EMEA The November 2 Bank of England’s Monetary Policy Committee hiked its policy rate from 0.25% to 0.5%, the first increase in more than 10 years. The move was in reaction to a post-Brexit surge in inflation, largely due to a weak pound and resulting higher import prices. European stocks hit a ten-year high after eurozone third-quarter gross domestic product (GDP) growth surprised on the upside. Eurozone headline and core inflation missed expectations. Minutes of the last European Central Bank meeting revealed a split on keeping its bond buying open-ended. Germany’s Q3 GDP rose by a respectable 0.8%, while Italy’s economy grew by 0.5% in the same period. Negotiations to form a grand coalition in Germany, consisting of Chancellor Angela Merkel’s Christian Democratic Union (CDU), the Greens and the Free Democratic Party (FDP) broke down, leaving in the country in a state of near political-crisis. The situation could set the stage for new elections in early 2018. Brexit negotiations between the UK and the EU continued, with numbers of between GBP 40-55 billion being floated as a “divorce payment.” European manufacturing PMI rose to 60.1 in December, the highest reading since early 2000, and the second highest on record. Eurozone unemployment rate is now at 8.8%, the lowest level since January 2009.

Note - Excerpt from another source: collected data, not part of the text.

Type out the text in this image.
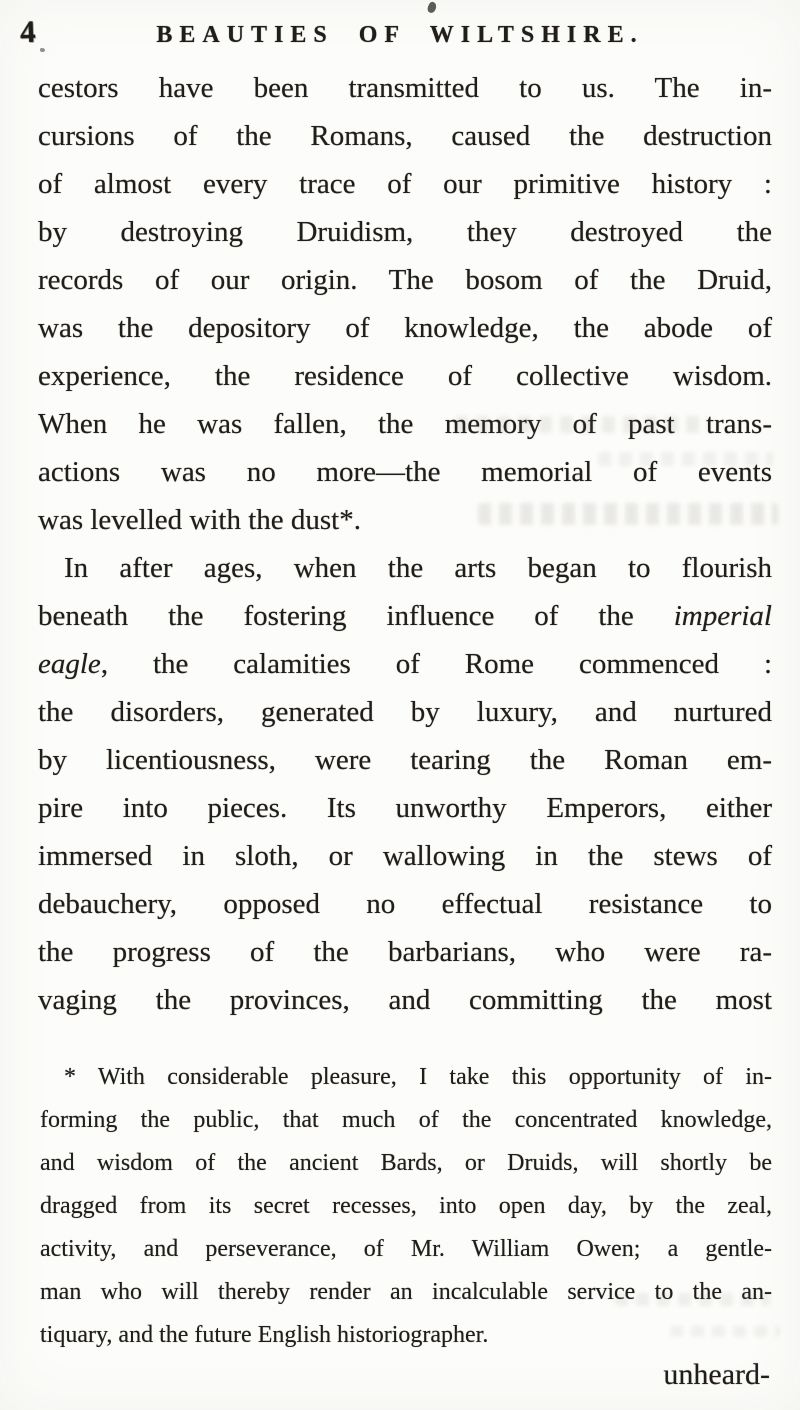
4	BEAUTIES OF WILTSHIRE.
cestors have been transmitted to us. The in-
cursions of the Romans, caused the destruction
of almost every trace of our primitive history :
by destroying Druidism, they destroyed the
records of our origin. The bosom of the Druid,
was the depository of knowledge, the abode of
experience, the residence of collective wisdom.
When he was fallen, the memory of past trans-
actions was no more—the memorial of events
was levelled with the dust*.
In after ages, when the arts began to flourish
beneath the fostering influence of the imperial
eagle, the calamities of Rome commenced :
the disorders, generated by luxury, and nurtured
by licentiousness, were tearing the Roman em-
pire into pieces. Its unworthy Emperors, either
immersed in sloth, or wallowing in the stews of
debauchery, opposed no effectual resistance to
the progress of the barbarians, who were ra-
vaging the provinces, and committing the most
* With considerable pleasure, I take this opportunity of in-
forming the public, that much of the concentrated knowledge,
and wisdom of the ancient Bards, or Druids, will shortly be
dragged from its secret recesses, into open day, by the zeal,
activity, and perseverance, of Mr. William Owen; a gentle-
man who will thereby render an incalculable service to the an-
tiquary, and the future English historiographer.
unheard-
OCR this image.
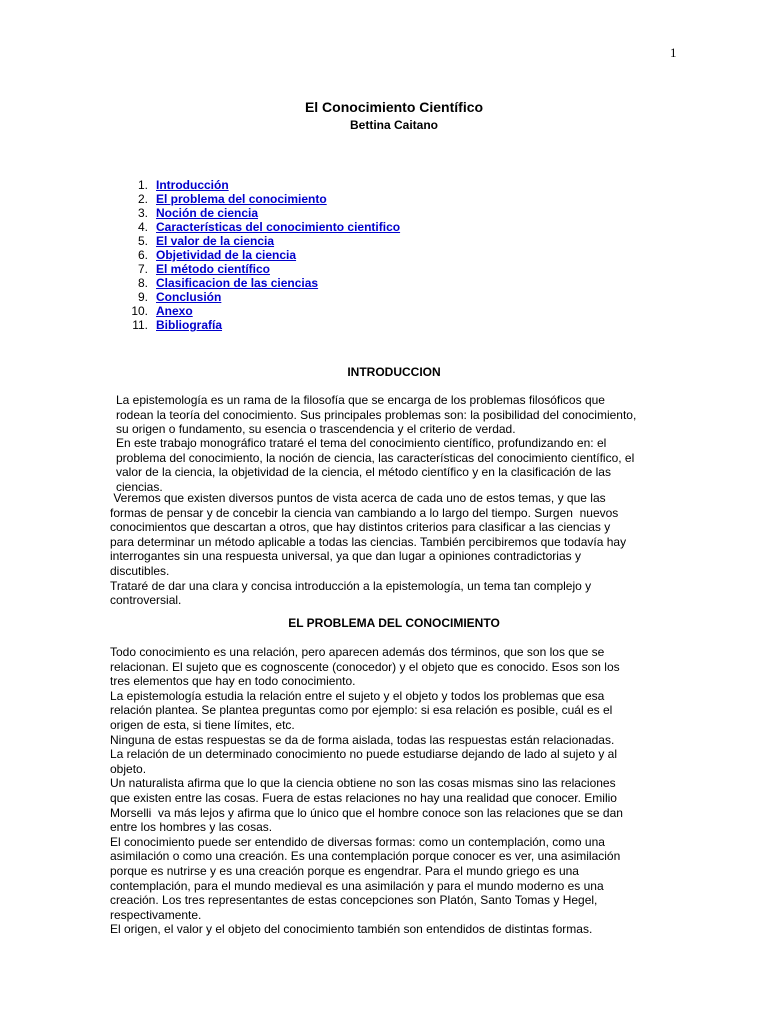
1
El Conocimiento Científico
Bettina Caitano
1. Introducción
2. El problema del conocimiento
3. Noción de ciencia
4. Características del conocimiento cientifico
5. El valor de la ciencia
6. Objetividad de la ciencia
7. El método científico
8. Clasificacion de las ciencias
9. Conclusión
10. Anexo
11. Bibliografía
INTRODUCCION

La epistemología es un rama de la filosofía que se encarga de los problemas filosóficos que
rodean la teoría del conocimiento. Sus principales problemas son: la posibilidad del conocimiento,
su origen o fundamento, su esencia o trascendencia y el criterio de verdad.

En este trabajo monográfico trataré el tema del conocimiento científico, profundizando en: el
problema del conocimiento, la noción de ciencia, las características del conocimiento científico, el
valor de la ciencia, la objetividad de la ciencia, el método científico y en la clasificación de las
ciencias.

Veremos que existen diversos puntos de vista acerca de cada uno de estos temas, y que las
formas de pensar y de concebir la ciencia van cambiando a lo largo del tiempo. Surgen  nuevos
conocimientos que descartan a otros, que hay distintos criterios para clasificar a las ciencias y
para determinar un método aplicable a todas las ciencias. También percibiremos que todavía hay
interrogantes sin una respuesta universal, ya que dan lugar a opiniones contradictorias y
discutibles.
Trataré de dar una clara y concisa introducción a la epistemología, un tema tan complejo y
controversial.

EL PROBLEMA DEL CONOCIMIENTO

Todo conocimiento es una relación, pero aparecen además dos términos, que son los que se
relacionan. El sujeto que es cognoscente (conocedor) y el objeto que es conocido. Esos son los
tres elementos que hay en todo conocimiento.
La epistemología estudia la relación entre el sujeto y el objeto y todos los problemas que esa
relación plantea. Se plantea preguntas como por ejemplo: si esa relación es posible, cuál es el
origen de esta, si tiene límites, etc.
Ninguna de estas respuestas se da de forma aislada, todas las respuestas están relacionadas.
La relación de un determinado conocimiento no puede estudiarse dejando de lado al sujeto y al
objeto.
Un naturalista afirma que lo que la ciencia obtiene no son las cosas mismas sino las relaciones
que existen entre las cosas. Fuera de estas relaciones no hay una realidad que conocer. Emilio
Morselli  va más lejos y afirma que lo único que el hombre conoce son las relaciones que se dan
entre los hombres y las cosas.
El conocimiento puede ser entendido de diversas formas: como un contemplación, como una
asimilación o como una creación. Es una contemplación porque conocer es ver, una asimilación
porque es nutrirse y es una creación porque es engendrar. Para el mundo griego es una
contemplación, para el mundo medieval es una asimilación y para el mundo moderno es una
creación. Los tres representantes de estas concepciones son Platón, Santo Tomas y Hegel,
respectivamente.
El origen, el valor y el objeto del conocimiento también son entendidos de distintas formas.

Asia President Trump visited China this week as part of a multi-country visit to Asia. $250 billion in trade deals were agreed during US president Donald Trump’s visit to Beijing, though skeptics noted many of the announced deals were not contractual obligations and some may have been agreed to earlier. People’s Bank of China governor Zhou Xiaochuan warned again this week that his country’s financial system is becoming significantly more vulnerable because of high leverage. China’s 10 year yields rose above 4%, the highest level in some years. Japan’s manufacturing PMI hits its highest in four years. The US Commerce Department initiated an antidumping investigation against imported Chinese aluminium sheet. The move was seen as significant because it represents the first time in 32 years that the government has undertaken an investigation on its own without being prompted by complaints from industry, a signal that the Trump administration is following through on its promises to act tougher vis-à-vis the US’ trading partners.
WTI neared $60 a barrel and Brent oil prices hit two-year highs near $65 a barrel on Saudi Arabia and Venezuela concerns. Global real estate indices were roughly in line with developed equity markets, up around 2%. Industrial metals prices did not track oil and copper fell about 2%.
The top contributors for the equities portfolio were the US (+1.86%), Japan (+19bp) and Hong Kong (+5bp). The biggest detractors were Taiwan (-1bp) Denmark (-2bp) and Sweden (-4bp).The largest positive contributors for the bond portfolio were Indonesia (+4bp), Australia (+3bp) and France (+2bp), while the largest detractors were Turkey (-6bp), Brazil (-13bp) and India (-18bp).